Tausende ukrainischer Nationalisten, darunter ehemalige SS-Kämpfer, flohen nach Nordamerika, als sich das Kriegsglück gegen die Nazis wandte. Die CIA machte sich einige dieser Leute im Kalten Krieg gegen die Sowjetunion zunutze
Proteste Die Verherrlichung des ehemaligen Nazi-Soldaten löste Empörung bei jüdischen Organisationen wie dem in Toronto ansässigen Friends of Simon Wiesenthal Center (FSWC) aus. “Es sollte keinerlei Verwirrung darüber bestehen, dass diese Einheit für den Massenmord an unschuldigen Zivilisten mit einem Maß an Brutalität und Bosheit verantwortlich war, das unvorstellbar ist”, hieß es in einer Erklärung. Die Organisation drängte Rota, sich bei Holocaust-Überlebenden und Veteranen des Zweiten Weltkriegs, die gegen die Nazis kämpften, zu entschuldigen.
Eingeständnis des Fehlers Der Sprecher tat dies am Sonntag. Seine Erklärung nannte Hunka nicht beim Namen und erklärte nicht die Art der Kontroverse. Die Botschaft war auch unklar darüber, ob Rota sich dessen Vergangenheit im Voraus bewusst war. Rota übernahm die alleinige Verantwortung für seine Entscheidung, den Mann zu ehren, und sagte, dass “niemand, einschließlich der Parlamentskollegen und der ukrainischen Delegation, von meiner Absicht oder meinen Bemerkungen wusste”. Trudeaus Büro sagte, die Entschuldigung sei “das Richtige” , und betonte ebenfalls, dass der Premierminister und die Delegation Selenskyjs “keine Vorankündigung” über die geplante Feier erhalten hätten.
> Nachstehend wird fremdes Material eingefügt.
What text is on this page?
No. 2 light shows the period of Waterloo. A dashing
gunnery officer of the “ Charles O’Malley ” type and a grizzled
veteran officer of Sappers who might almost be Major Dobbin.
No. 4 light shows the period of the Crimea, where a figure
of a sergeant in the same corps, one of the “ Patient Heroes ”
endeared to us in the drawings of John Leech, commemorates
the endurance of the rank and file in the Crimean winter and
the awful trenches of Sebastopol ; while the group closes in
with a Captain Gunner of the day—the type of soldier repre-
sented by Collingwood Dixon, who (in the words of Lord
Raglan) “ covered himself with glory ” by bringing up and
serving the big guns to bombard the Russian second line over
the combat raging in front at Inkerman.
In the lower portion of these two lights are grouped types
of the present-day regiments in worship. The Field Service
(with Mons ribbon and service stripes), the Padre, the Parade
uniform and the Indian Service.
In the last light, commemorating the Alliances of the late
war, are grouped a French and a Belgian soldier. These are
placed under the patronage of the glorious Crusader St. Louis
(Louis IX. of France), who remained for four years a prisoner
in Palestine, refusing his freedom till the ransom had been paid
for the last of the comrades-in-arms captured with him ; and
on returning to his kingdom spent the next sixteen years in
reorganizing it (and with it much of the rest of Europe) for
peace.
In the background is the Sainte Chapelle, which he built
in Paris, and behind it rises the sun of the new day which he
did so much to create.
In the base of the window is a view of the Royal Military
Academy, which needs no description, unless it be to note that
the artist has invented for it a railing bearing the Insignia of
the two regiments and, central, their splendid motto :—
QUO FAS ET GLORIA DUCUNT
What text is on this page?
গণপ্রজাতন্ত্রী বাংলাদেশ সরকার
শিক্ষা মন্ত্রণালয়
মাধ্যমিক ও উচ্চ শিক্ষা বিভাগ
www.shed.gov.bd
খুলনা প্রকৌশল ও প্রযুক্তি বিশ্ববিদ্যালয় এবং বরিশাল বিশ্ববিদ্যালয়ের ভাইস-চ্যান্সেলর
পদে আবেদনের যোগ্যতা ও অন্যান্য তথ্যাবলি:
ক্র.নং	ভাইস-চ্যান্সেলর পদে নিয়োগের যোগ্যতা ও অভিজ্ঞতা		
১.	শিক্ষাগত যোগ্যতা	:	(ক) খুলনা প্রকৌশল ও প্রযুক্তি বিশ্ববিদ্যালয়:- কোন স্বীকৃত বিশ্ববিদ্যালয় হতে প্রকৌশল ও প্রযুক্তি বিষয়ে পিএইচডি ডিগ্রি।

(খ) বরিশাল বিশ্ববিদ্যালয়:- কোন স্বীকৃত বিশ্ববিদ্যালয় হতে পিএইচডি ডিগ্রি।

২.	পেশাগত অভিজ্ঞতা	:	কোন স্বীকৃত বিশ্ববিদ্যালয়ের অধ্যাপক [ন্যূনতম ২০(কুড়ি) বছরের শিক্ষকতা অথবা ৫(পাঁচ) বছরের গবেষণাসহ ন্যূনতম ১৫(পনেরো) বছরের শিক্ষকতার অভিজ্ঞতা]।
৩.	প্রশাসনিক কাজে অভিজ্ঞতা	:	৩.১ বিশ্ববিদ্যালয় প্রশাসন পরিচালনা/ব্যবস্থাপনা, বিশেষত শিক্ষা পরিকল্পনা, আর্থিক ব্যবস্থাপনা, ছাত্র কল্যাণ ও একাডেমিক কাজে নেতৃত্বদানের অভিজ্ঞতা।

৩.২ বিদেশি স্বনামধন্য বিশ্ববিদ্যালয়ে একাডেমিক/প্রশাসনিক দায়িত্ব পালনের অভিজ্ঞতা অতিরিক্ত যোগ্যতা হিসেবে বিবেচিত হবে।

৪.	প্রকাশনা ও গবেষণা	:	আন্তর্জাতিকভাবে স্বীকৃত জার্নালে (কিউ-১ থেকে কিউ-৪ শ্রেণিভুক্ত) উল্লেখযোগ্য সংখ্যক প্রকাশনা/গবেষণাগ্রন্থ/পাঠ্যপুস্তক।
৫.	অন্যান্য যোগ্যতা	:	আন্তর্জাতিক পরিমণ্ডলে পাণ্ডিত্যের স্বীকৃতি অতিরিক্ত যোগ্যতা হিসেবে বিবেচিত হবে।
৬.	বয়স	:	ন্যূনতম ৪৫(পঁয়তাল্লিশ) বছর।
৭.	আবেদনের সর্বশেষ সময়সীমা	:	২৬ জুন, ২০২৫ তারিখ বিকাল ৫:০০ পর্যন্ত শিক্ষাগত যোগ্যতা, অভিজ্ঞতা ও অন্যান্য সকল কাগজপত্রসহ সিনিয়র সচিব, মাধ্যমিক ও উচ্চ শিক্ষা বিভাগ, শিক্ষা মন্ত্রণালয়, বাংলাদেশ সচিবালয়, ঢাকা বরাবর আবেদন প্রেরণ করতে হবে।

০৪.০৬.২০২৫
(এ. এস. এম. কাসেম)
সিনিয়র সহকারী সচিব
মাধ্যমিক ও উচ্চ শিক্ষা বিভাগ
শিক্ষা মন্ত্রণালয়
Empörende Fahrlässigkeit Der Zwischenfall brachte Polen und Russland, zwei Länder mit gegensätzlichen Ansichten über die Natur des Ukraine-Konflikts, auf die gleiche Seite. Der polnische Botschafter in Ottawa, Witold Dzielski, sagte, die SS-Einheit sei “für den Mord an Tausenden von Polen und Juden verantwortlich” und dass Warschau “niemals einer Beschönigung solcher Schurken” zustimmen werde, trotz seiner Unterstützung für Kiew. Sein russischer Amtskollege Oleg Stepanov geißelte die Regierung Trudeau als “im Grunde die Verkörperung des neoliberalen Faschismus”.
Der Sprecher des Kreml, Dmitri Peskow, hat den Vorfall als “empörende Fahrlässigkeit” bezeichnet. Jüngere Generationen in westlichen Nationen seien sich der Gefahren des Faschismus nicht bewusst, erklärte er, daher überrasche es nicht, dass die Ideologie “im Herzen Europas wiederbelebt wurde – in der Ukraine”. Ukrainische Nationalisten, die mit den Nazis kollaborierten, werden von der derzeitigen ukrainischen Regierung als Nationalhelden behandelt.